Winter exposes the activities of insects unseen and nesting birds in clear detail.  I found these bagworms on the top of a trellis, hanging from, of all things, a wisteria vine that provides the trellis shade in summer (right photo).  How, oh how, did these bagworms know that the wisteria would be unprotected while their preferred perches, the junipers of my garden, are all sprayed each June?

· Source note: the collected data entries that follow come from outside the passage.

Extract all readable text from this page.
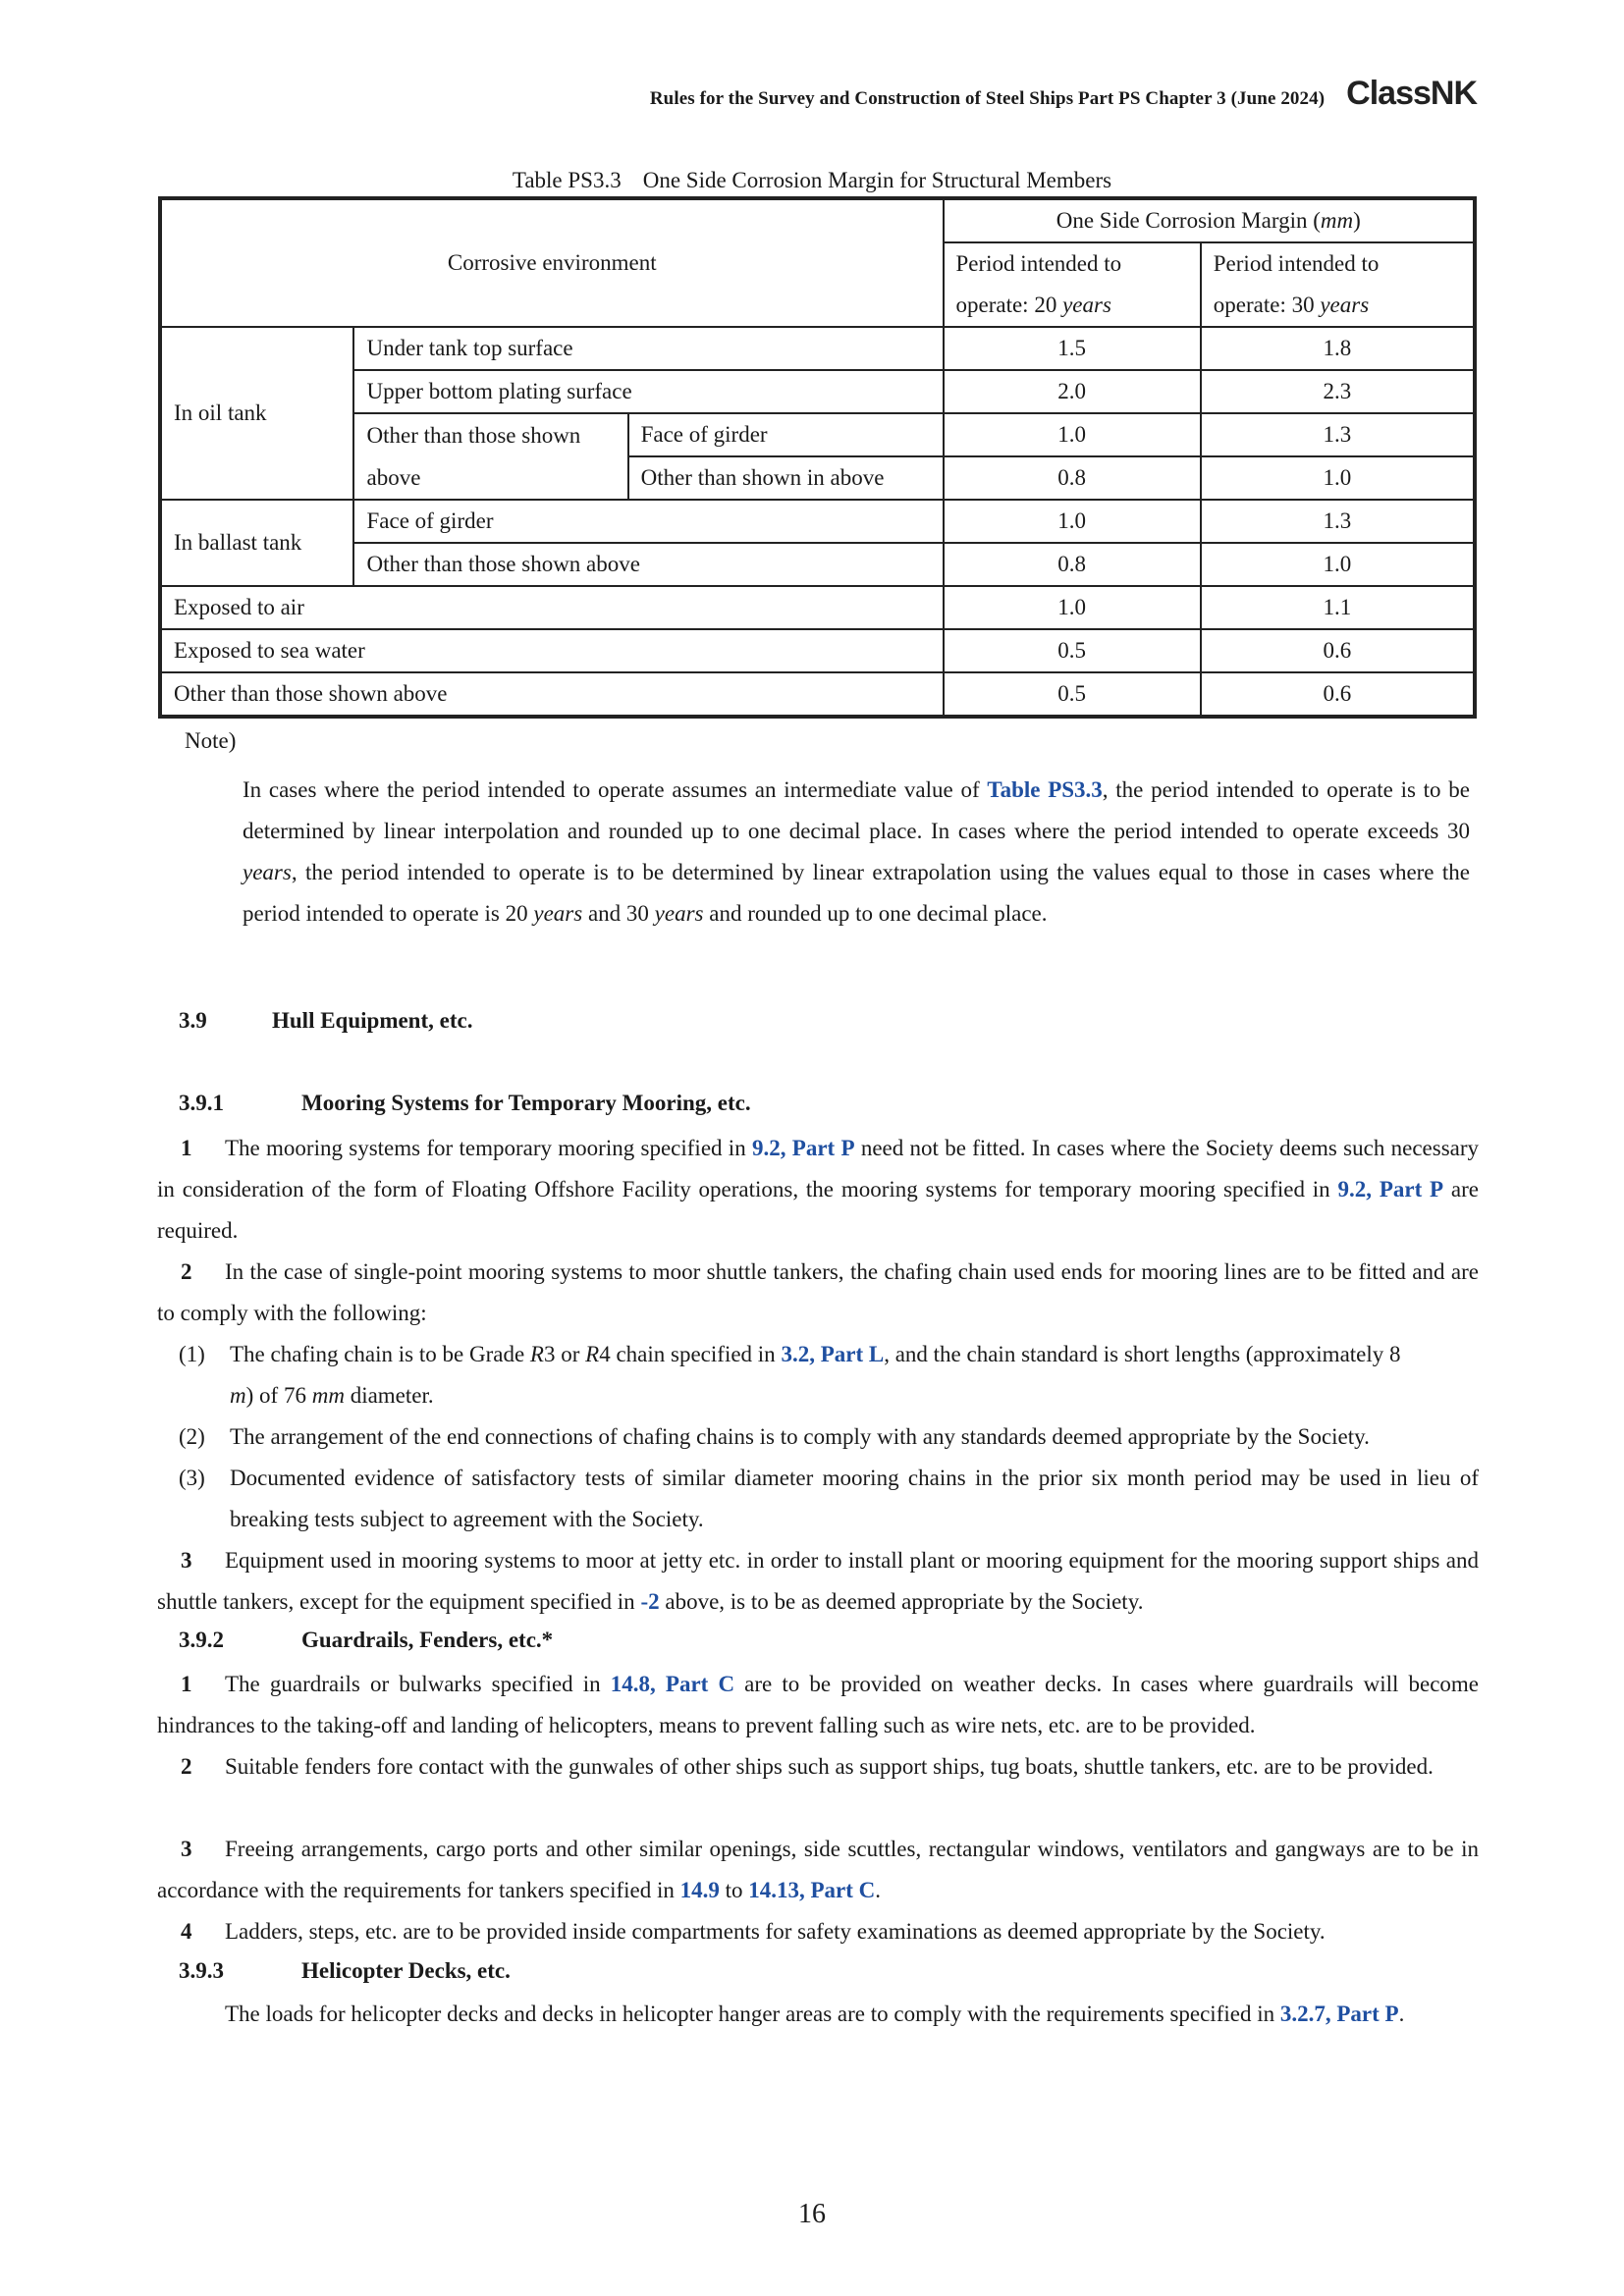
Rules for the Survey and Construction of Steel Ships Part PS Chapter 3 (June 2024) ClassNK
Table PS3.3 One Side Corrosion Margin for Structural Members
Corrosive environment			One Side Corrosion Margin (mm)	
			Period intended to	Period intended to
			operate: 20 years	operate: 30 years
In oil tank	Under tank top surface		1.5	1.8
	Upper bottom plating surface		2.0	2.3
	Other than those shown	Face of girder	1.0	1.3
	above	Other than shown in above	0.8	1.0
In ballast tank	Face of girder		1.0	1.3
	Other than those shown above		0.8	1.0
Exposed to air			1.0	1.1
Exposed to sea water			0.5	0.6
Other than those shown above			0.5	0.6
Note)
In cases where the period intended to operate assumes an intermediate value of Table PS3.3, the period intended to operate is to be determined by linear interpolation and rounded up to one decimal place. In cases where the period intended to operate exceeds 30 years, the period intended to operate is to be determined by linear extrapolation using the values equal to those in cases where the period intended to operate is 20 years and 30 years and rounded up to one decimal place.
3.9	Hull Equipment, etc.
3.9.1	Mooring Systems for Temporary Mooring, etc.
1 The mooring systems for temporary mooring specified in 9.2, Part P need not be fitted. In cases where the Society deems such necessary in consideration of the form of Floating Offshore Facility operations, the mooring systems for temporary mooring specified in 9.2, Part P are required.
2 In the case of single-point mooring systems to moor shuttle tankers, the chafing chain used ends for mooring lines are to be fitted and are to comply with the following:
(1) The chafing chain is to be Grade R3 or R4 chain specified in 3.2, Part L, and the chain standard is short lengths (approximately 8
m) of 76 mm diameter.
(2) The arrangement of the end connections of chafing chains is to comply with any standards deemed appropriate by the Society.
(3)	Documented evidence of satisfactory tests of similar diameter mooring chains in the prior six month period may be used in lieu of breaking tests subject to agreement with the Society.
3 Equipment used in mooring systems to moor at jetty etc. in order to install plant or mooring equipment for the mooring support ships and shuttle tankers, except for the equipment specified in -2 above, is to be as deemed appropriate by the Society.
3.9.2	Guardrails, Fenders, etc.*
1 The guardrails or bulwarks specified in 14.8, Part C are to be provided on weather decks. In cases where guardrails will become hindrances to the taking-off and landing of helicopters, means to prevent falling such as wire nets, etc. are to be provided.
2 Suitable fenders fore contact with the gunwales of other ships such as support ships, tug boats, shuttle tankers, etc. are to be provided.
3 Freeing arrangements, cargo ports and other similar openings, side scuttles, rectangular windows, ventilators and gangways are to be in accordance with the requirements for tankers specified in 14.9 to 14.13, Part C.
4 Ladders, steps, etc. are to be provided inside compartments for safety examinations as deemed appropriate by the Society.
3.9.3	Helicopter Decks, etc.
The loads for helicopter decks and decks in helicopter hanger areas are to comply with the requirements specified in 3.2.7, Part P.
16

 This nest, in my 'Banshee' rose bush, is a repeat homesite for birds, although I forgot to look here this past summer to see if it was active.  One locates nests in the summer by observing the birds, not the plants, for their feeding patterns, protective dances, and loud scolding of passersby.  In the winter, a nest like this hints at a life unobserved, leaving a gardener to imagine all the possibilities it hid.  Was there a successful fledge?  Did a cowbird insert an imposter into this family?   I'll never know.


     


The gardener resolves, each year to do better as we see the bones left behind from a summer's toil.  This Lamb's Ear (Stachys byzantina) escaped my best efforts to root its invasive nature from my garden (right photo), persisting even now in the protective embrace of an enormous Russian sage.  In summer, one sees the forest and not the trees.  In winter, one is left with the details, the struggles of life laid bare, ground gained and lost, homes built and vacated.  Clarity is what a gardener gains in winter; clarity of our highs and wins, and clarity of where we must improve.